Uma frase em inglês diz: “You can’t be what you don’t see”, que em português significa algo como “Você não pode ser o que você não pode ver”. O caso acima mostra o cenário da representação de raça, mas isso tem tudo a ver com representação de gênero, de origem. No cenário do Brasil, essa história se repetiu em todas as empresas que trabalhei e universidades que estudei: poucos (ou nenhum) negros trabalhando com design, e uma grande maioria de caucasianos que tiveram suporte, tanto financeiro quanto emocional, para começar na área. Ou seja, quem se atreve a trabalhar nessa profissão, ou já era uma pessoa privilegiada, ou está entre as exceções.
Bom, e o que eu posso fazer para mudar isso?
Tim Brown, um dos designers que mais admiro e um dos criadores da IDEO, diz no livro Change by Design que o “design se tornou importante demais para ser deixado apenas para os designers”. Ele promove uma linha de pensamento chamada Design Thinking, que acredita que o design tem que ser participativo, colaborativo. E eu acredito que tem que ser diverso também, com pessoas de diferentes origens, raças, sexos. Tem que ter opiniões diferentes, tem que ter visões de mundo diferentes. Se não for assim, como um(a) adolescente pobre vai sequer tentar entrar nessa área? E como seremos inovadores, se tivermos as mesmas pessoas com as mesmas histórias de vida, fazendo o mesmo trabalho?

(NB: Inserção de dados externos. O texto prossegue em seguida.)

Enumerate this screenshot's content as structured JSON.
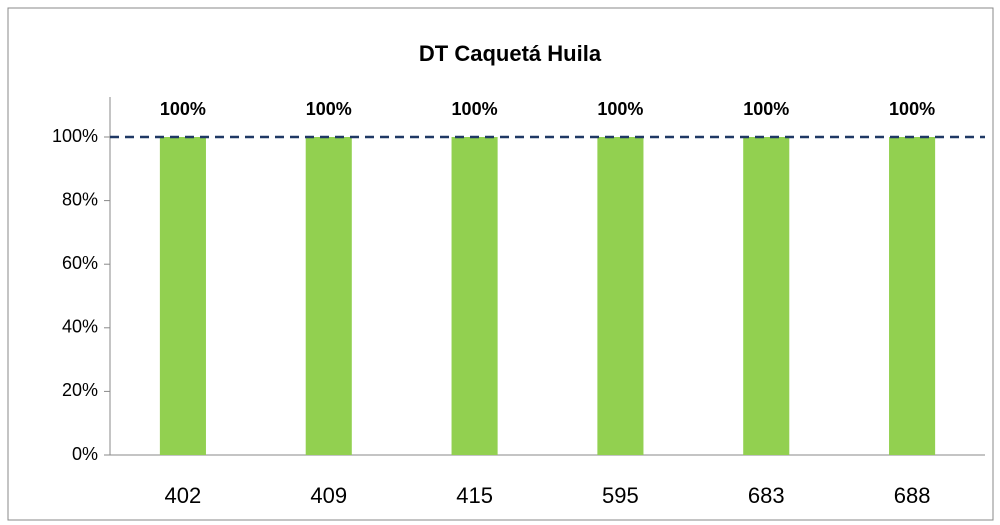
{
  "chart_data": {
    "type": "bar",
    "title": "DT Caquetá Huila",
    "categories": [
      "402",
      "409",
      "415",
      "595",
      "683",
      "688"
    ],
    "values": [
      100,
      100,
      100,
      100,
      100,
      100
    ],
    "value_labels": [
      "100%",
      "100%",
      "100%",
      "100%",
      "100%",
      "100%"
    ],
    "color": "#92d050",
    "ylim": [
      0,
      100
    ],
    "yticks": [
      {
        "value": 0,
        "label": "0%"
      },
      {
        "value": 20,
        "label": "20%"
      },
      {
        "value": 40,
        "label": "40%"
      },
      {
        "value": 60,
        "label": "60%"
      },
      {
        "value": 80,
        "label": "80%"
      },
      {
        "value": 100,
        "label": "100%"
      }
    ],
    "reference_line": {
      "value": 100,
      "color": "#1f3864"
    }
  }
}
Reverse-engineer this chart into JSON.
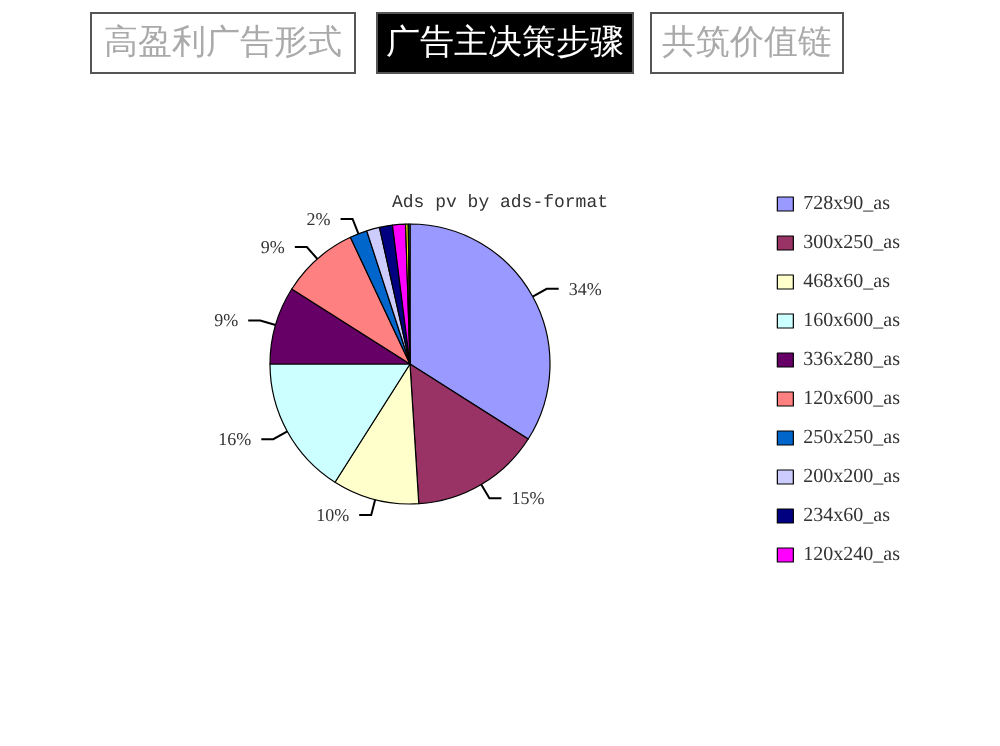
{
  "chart_data": {
    "type": "pie",
    "title": "Ads pv by ads-format",
    "annotations": [
      "高盈利广告形式",
      "广告主决策步骤",
      "共筑价值链"
    ],
    "categories": [
      "728x90_as",
      "300x250_as",
      "468x60_as",
      "160x600_as",
      "336x280_as",
      "120x600_as",
      "250x250_as",
      "200x200_as",
      "234x60_as",
      "120x240_as",
      null,
      null
    ],
    "values": [
      34,
      15,
      10,
      16,
      9,
      9,
      2,
      1.5,
      1.5,
      1.5,
      0.3,
      0.2
    ],
    "colors": [
      "#9999ff",
      "#993366",
      "#ffffcc",
      "#ccffff",
      "#660066",
      "#ff8080",
      "#0066cc",
      "#ccccff",
      "#000080",
      "#ff00ff",
      "#ffff00",
      "#008080"
    ],
    "value_labels": [
      "34%",
      "15%",
      "10%",
      "16%",
      "9%",
      "9%",
      "2%",
      null,
      null,
      null,
      null,
      null
    ],
    "legend": "right"
  }
}
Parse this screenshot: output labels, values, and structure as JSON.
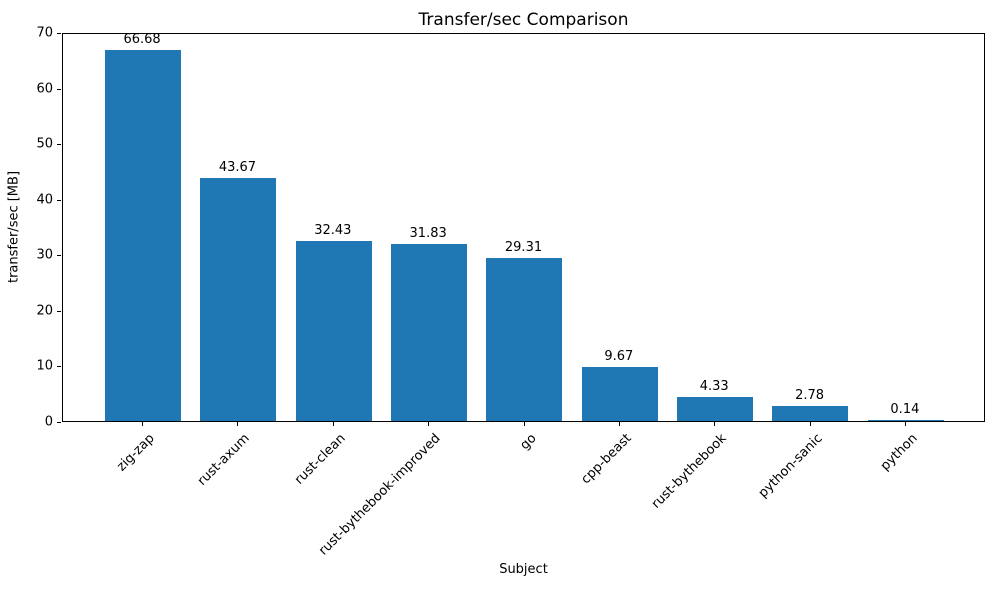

Bom, como uma resposta pra isso, eu e um amigo designer começamos a conversar, e depois de um bom tempo, finalmente chegamos em uma proposta que parece fazer sentido pra tentar atacar o problema que estamos enxergando, que é basicamente ensinar Design na Escola. Queremos que o conhecimento sobre design seja acessível para todos, e acreditamos que a educação é a chave para isso.
A proposta com o Design na Escola é compartilhar o conhecimento (que é público, mas pouco acessível) através do ensino dos conceitos/metodologia de Human-Centered Design com alunos adolescentes das escolas públicas, que são justamente onde estão os que menos recebem oportunidades. A proposta deste modelo de ensino está sendo estruturada em três grandes pilares: estudar (leituras semanais), praticar (colocar a mão na massa) e discutir (aprender a pensar, gerar a conversa e não apenas seguir instruções).
O objetivo é que estudantes menos privilegiados percebam que podem gerar ideias e soluções para a comunidade onde vivem, além de aprenderem a possibilidade de uma nova profissão e alguns meios para se aprofundarem no assunto. Conversando com alguns educadores de uma ONG de ensino que fica em uma favela de Porto Alegre, fica claro que a educação ajuda as pessoas a verem novas possibilidades, seguindo uma vida longe do crime e drogas, e com uma crença em futuro melhor.
A estrutura que criamos é dividida em cinco fases: Introdução ao Design, Descobrimento (do problema), Ideação (de possíveis soluções), Prototipagem e Implementação (da solução). Isso não é nada novo no mundo, o curso sobre Human-Centered Design da IDEO em conjunto com a Acumen+ tem exatamente esse propósito (mas é em inglês e online, ou seja, demanda saber que o curso existe, entender uma segunda língua e possuir um computador) mas nada contextualizado com o cenário brasileiro.

O designer é um profissional que carrega uma carga importante de responsabilidade social. Eu tive sorte, mas será que outras pessoas não poderiam receber oportunidades? O designer Erik Spiekermann brincou em um cartaz que “o design irá salvar o mundo, logo depois do rock’n’roll”. Podemos não salvar o mundo, mas quem sabe, poderemos assim ter mais pessoas engajadas e com ferramentas para fazer do nosso país um lugar melhor?